Prosecutors have since charged him with stealing a total of about $8.8 million. He confessed under oath to many of those crimes, including embezzling about $3.7 million in 2019. That same year, his son Paul was charged with ramming a boat into a bridge while intoxicated and one of his passengers, 19-year-old Mallory Beach for having killed .
Mr Murdaugh has claimed that he believed his son was being attacked by one or more unknown assailants because of his involvement in the crash.
Prosecutors relied on Murdaugh’s lies to convince the jury not to trust him.
In addition to a string of financial misdeeds, Mr. Murdaugh testified to a long-standing addiction to painkillers and a penchant for lying. Prosecutors used this admission – how willingly and easily he lied to the police, his family and friends – to convince the jury that he lied about not killing his wife and son.
At one point, Chief Prosecutor Creighton Waters held up a stack of papers relating to customers Mr. Murdaugh had stolen from.
“Every one of them had you sitting down and looking someone in the eye and convincing them that you were on their side when you weren’t, right?” he asked, looking straight at the jury.

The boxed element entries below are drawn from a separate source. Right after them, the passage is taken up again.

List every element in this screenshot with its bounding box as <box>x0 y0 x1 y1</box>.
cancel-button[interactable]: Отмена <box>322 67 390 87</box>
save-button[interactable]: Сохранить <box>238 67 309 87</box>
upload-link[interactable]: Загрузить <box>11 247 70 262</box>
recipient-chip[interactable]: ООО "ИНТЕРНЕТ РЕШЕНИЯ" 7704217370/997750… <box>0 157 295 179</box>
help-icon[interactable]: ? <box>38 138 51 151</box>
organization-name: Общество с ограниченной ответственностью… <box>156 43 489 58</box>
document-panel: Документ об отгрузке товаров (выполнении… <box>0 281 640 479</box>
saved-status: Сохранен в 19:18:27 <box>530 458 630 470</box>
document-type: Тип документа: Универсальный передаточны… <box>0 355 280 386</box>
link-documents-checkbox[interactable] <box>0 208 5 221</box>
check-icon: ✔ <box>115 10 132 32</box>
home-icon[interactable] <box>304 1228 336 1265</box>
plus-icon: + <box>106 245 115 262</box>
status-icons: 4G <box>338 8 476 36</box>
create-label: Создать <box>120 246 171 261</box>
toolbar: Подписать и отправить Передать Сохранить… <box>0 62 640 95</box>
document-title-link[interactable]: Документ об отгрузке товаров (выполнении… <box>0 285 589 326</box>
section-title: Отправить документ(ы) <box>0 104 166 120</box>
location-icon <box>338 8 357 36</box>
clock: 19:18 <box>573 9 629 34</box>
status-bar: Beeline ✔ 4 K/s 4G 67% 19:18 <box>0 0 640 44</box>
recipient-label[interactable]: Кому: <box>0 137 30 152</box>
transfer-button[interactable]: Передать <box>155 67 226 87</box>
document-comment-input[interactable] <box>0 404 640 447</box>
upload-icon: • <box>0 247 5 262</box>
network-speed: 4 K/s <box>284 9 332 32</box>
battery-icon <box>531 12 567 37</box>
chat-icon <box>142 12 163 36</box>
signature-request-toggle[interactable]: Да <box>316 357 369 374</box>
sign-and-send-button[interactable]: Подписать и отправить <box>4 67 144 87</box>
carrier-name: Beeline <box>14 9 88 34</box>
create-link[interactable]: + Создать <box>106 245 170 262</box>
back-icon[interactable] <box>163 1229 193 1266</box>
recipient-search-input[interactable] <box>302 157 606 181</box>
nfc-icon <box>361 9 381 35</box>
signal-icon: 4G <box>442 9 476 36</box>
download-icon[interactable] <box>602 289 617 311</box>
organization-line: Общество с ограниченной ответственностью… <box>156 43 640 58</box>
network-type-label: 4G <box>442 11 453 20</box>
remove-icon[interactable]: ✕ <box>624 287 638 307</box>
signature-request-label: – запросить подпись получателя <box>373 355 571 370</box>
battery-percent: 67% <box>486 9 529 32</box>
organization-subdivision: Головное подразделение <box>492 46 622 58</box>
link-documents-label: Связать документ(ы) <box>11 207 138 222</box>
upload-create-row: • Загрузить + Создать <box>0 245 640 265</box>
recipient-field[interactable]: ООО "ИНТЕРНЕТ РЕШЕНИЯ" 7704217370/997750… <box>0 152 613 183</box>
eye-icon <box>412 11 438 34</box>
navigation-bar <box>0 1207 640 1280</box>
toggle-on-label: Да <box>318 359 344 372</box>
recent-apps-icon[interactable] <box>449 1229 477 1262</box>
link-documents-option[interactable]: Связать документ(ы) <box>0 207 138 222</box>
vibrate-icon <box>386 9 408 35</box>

“I admit that I misled her, acted wrongly and stole her money,” Mr. Murdaugh replied.
In turn, Mr Murdaugh’s lawyers framed his admission of his lies as a willingness to come in – that he acknowledged his shortcomings but had never been violent and never carried out the murders.
Surviving relatives were among Murdaugh’s most ardent defenders—up to a point.
Friends and relatives said Mr Murdaugh was devastated by the killings and his brother John Marvin Murdaugh testified that he “would have to invent a new word to describe how distraught he was”.